Saturday, May 22, 2010

Sickness












Sickness - Mudlark
Self Abuse/Ninth Circle Music CD

Being a mudlark in London during the Industrial Revolution meant that you’d hit rock bottom. Scavenging the banks of the Thames at low tide, you did your best to avoid the rotting corpses, turds and other unsavory flotsam in the desperate hope of finding something to sell that would keep you alive for another day. Wading ankle deep, bare footed in a fetid, slimy, bacterial gloop meant that for you life just couldn’t get any worse.

And here’s a picture of a river bank on the sleeve and the insert finds various written edicts headed ‘scavenger’. I think you get the idea.

So a collection of hard to find Sickness items collated on to one easier to find disc that includes live material from the sixth Consumer Electronics show that if you needed a starting point for Sickness is where to go first; a murderers confession that detonates into a squall of harsh electronics thats as good an indicator of the mans work as anything I’ve heard.

Sickness’s strength lies in the control displayed throughout these 10 tracks. It’s noise Jim but its under control noise. Take the best bits of Government Alpha couple them with the noisier end of TNB and you have an approximation of what Sickness can really be about. Throw in the intelligent work ethos and the stunning live shows and you have one hard working geezer who knows exactly what he’s doing.

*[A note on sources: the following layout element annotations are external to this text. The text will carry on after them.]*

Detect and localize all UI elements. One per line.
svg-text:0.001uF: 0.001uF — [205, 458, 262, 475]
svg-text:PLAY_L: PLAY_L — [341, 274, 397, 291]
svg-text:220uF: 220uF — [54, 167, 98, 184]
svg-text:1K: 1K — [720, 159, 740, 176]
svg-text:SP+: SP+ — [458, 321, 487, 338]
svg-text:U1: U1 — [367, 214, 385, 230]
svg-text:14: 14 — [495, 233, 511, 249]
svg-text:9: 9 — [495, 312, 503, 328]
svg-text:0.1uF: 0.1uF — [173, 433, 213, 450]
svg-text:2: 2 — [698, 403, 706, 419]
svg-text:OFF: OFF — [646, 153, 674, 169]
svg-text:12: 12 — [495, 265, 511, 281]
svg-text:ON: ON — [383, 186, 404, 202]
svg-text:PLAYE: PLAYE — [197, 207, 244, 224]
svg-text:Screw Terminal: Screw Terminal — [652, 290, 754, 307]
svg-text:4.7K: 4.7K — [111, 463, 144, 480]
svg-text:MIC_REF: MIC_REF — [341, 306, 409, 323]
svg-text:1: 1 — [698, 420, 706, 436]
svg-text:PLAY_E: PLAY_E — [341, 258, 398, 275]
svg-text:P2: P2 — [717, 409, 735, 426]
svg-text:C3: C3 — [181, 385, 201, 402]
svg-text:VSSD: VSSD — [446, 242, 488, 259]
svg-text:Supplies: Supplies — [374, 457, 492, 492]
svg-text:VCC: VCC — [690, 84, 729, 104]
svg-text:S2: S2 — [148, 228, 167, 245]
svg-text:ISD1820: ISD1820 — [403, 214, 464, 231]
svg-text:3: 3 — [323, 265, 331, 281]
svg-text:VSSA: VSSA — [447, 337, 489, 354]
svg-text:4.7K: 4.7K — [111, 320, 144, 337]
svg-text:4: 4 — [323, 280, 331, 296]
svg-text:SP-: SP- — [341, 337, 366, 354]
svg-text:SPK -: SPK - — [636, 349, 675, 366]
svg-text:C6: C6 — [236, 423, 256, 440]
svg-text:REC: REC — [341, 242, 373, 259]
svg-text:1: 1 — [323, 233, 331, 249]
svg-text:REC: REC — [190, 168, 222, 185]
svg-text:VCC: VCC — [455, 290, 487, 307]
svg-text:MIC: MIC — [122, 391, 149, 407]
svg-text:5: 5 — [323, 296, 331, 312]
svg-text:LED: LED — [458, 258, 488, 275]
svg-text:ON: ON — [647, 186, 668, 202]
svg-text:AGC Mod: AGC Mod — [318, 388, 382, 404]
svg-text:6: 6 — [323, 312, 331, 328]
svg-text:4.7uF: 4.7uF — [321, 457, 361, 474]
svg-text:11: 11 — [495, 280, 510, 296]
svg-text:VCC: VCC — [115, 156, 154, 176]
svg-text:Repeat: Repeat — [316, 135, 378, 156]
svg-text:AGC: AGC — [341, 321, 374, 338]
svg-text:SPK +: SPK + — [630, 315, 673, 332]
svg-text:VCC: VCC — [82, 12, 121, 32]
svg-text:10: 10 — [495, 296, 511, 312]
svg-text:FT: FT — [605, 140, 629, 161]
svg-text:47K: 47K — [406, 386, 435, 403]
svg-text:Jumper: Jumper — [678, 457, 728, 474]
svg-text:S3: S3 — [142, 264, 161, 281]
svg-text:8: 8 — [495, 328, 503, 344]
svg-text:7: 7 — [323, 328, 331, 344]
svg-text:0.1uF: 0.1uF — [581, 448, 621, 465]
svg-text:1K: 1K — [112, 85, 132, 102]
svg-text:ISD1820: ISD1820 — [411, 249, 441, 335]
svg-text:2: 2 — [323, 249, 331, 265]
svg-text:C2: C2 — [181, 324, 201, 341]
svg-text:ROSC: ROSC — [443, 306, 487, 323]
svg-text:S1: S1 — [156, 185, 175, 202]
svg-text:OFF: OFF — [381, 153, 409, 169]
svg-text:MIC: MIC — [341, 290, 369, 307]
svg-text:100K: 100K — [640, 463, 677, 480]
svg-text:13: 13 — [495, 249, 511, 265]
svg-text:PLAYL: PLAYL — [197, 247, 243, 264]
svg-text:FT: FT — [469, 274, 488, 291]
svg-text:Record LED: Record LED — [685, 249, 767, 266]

Through no fault of his own there was some kind of equipment failure during his 2007 No Fun set and never have I seen so many people at a gig so genuinely gutted. That he came back in 2008 opened the whole weekend and stomped all over the memory of that is testament to the mans mindset and the high esteem in which he’s held.

Buy this CD go straight to track ten ‘Everyone Dies Alone’ and hear how a noise track works in the hands of someone who knows what he’s doing; heavy breathing, silence, dry joint static, random eruptions, footsteps down a corridor. Perfect. Just don’t expect to find a copy on a river bank.